The Ismail Sabri of old that we knew was an old style race-based politician who believed his political longevity depended on the stout championing of Malay supremacy, rights and privileges.
But that was pre-Covid-19. In the last 17 months, there were no racist gaffes or pronouncements from him. Perhaps seeing how a nation must pull together in the face of a common enemy that doesn’t differentiate race or religion in its victims changed him.
Not only that, Ismail Sabri has shown nascent inclusive leadership by stating political stability needs cross-party cooperation, and to help achieve that he is offering Opposition leaders the chance to be a part of the National Recovery Council and the Special Committee on Covid-19.

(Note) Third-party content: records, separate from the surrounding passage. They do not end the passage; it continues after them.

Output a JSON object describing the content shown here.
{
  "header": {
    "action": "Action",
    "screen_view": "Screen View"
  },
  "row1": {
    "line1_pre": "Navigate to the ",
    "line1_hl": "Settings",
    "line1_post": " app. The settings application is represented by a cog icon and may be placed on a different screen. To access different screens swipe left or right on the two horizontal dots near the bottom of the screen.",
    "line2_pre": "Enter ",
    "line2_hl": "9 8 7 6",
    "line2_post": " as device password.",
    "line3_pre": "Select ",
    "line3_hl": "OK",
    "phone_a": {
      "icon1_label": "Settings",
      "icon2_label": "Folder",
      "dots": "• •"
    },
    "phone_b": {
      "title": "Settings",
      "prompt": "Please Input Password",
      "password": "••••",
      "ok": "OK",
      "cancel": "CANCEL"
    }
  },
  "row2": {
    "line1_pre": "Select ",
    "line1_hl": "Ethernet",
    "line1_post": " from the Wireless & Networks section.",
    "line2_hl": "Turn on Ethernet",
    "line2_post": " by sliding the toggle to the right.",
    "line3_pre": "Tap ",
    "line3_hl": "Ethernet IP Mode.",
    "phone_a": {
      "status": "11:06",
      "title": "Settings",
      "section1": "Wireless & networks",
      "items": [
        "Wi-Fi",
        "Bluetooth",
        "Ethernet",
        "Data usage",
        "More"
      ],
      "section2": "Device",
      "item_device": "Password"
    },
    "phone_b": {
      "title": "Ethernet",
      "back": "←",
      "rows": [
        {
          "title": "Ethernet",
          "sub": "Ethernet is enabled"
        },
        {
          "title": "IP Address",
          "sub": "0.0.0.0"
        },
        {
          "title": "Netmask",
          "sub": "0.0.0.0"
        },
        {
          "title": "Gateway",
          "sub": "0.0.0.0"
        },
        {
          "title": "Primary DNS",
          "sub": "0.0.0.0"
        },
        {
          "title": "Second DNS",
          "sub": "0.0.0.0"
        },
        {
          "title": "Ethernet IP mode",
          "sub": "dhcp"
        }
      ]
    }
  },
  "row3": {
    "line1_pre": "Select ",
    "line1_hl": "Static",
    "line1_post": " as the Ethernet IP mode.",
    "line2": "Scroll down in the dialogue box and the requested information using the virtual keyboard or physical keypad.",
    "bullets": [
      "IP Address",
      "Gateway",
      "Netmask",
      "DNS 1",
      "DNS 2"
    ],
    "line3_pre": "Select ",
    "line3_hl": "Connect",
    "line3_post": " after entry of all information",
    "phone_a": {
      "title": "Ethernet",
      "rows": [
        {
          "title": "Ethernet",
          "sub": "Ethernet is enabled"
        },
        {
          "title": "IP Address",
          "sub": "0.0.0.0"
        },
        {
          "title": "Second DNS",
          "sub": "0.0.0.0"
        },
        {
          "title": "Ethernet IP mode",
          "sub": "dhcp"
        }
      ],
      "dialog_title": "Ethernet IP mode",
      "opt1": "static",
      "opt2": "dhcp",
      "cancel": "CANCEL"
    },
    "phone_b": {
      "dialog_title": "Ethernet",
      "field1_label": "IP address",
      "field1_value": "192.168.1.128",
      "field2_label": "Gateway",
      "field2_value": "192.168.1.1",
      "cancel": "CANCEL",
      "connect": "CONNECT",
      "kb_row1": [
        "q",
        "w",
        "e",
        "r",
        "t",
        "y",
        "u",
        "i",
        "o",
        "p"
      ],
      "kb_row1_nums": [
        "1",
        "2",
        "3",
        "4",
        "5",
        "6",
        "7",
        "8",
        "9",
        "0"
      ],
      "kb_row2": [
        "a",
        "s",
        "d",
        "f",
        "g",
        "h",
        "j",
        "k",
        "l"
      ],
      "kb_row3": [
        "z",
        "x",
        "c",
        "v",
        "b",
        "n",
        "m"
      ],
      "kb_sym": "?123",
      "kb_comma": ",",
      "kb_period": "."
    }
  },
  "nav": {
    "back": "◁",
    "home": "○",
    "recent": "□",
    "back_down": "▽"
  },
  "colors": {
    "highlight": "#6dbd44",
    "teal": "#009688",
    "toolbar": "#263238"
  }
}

Yes, that speech was perhaps his opening gambit. But if he continues to speak like a leader of a multiracial nation and really walks his talk, then we may be convinced we have a Prime Minister who has what it takes to lead us in these desperate times.
Ismail Sabri must know Malaysians are exhausted and demoralised by the endless political jostling and are united in wanting a sincere, inclusive administration that really wants to save our beloved nation and not one that is out to use the power of incumbency to increase its chances of winning in the next general election.
That will be shown most clearly when the new PM names his Cabinet this week. He has already declared it won’t be a unity government but will he fill it with MPs from parties who supported him, the way Muhyiddin did to no avail, or will he genuinely look for qualified people who can really assist him in quelling the pandemic and reviving our nation and economy?
It will also be interesting to see what he will call his administration. How about taking a leaf from our national motto and go with “Persekutuan Mutu” because quality and not quantity is what Malaysians want in the Cabinet and government?
Dear fellow Malaysians, Happy Merdeka. Let’s celebrate with our durians and papayas.
The views expressed here are entirely the writer’s own.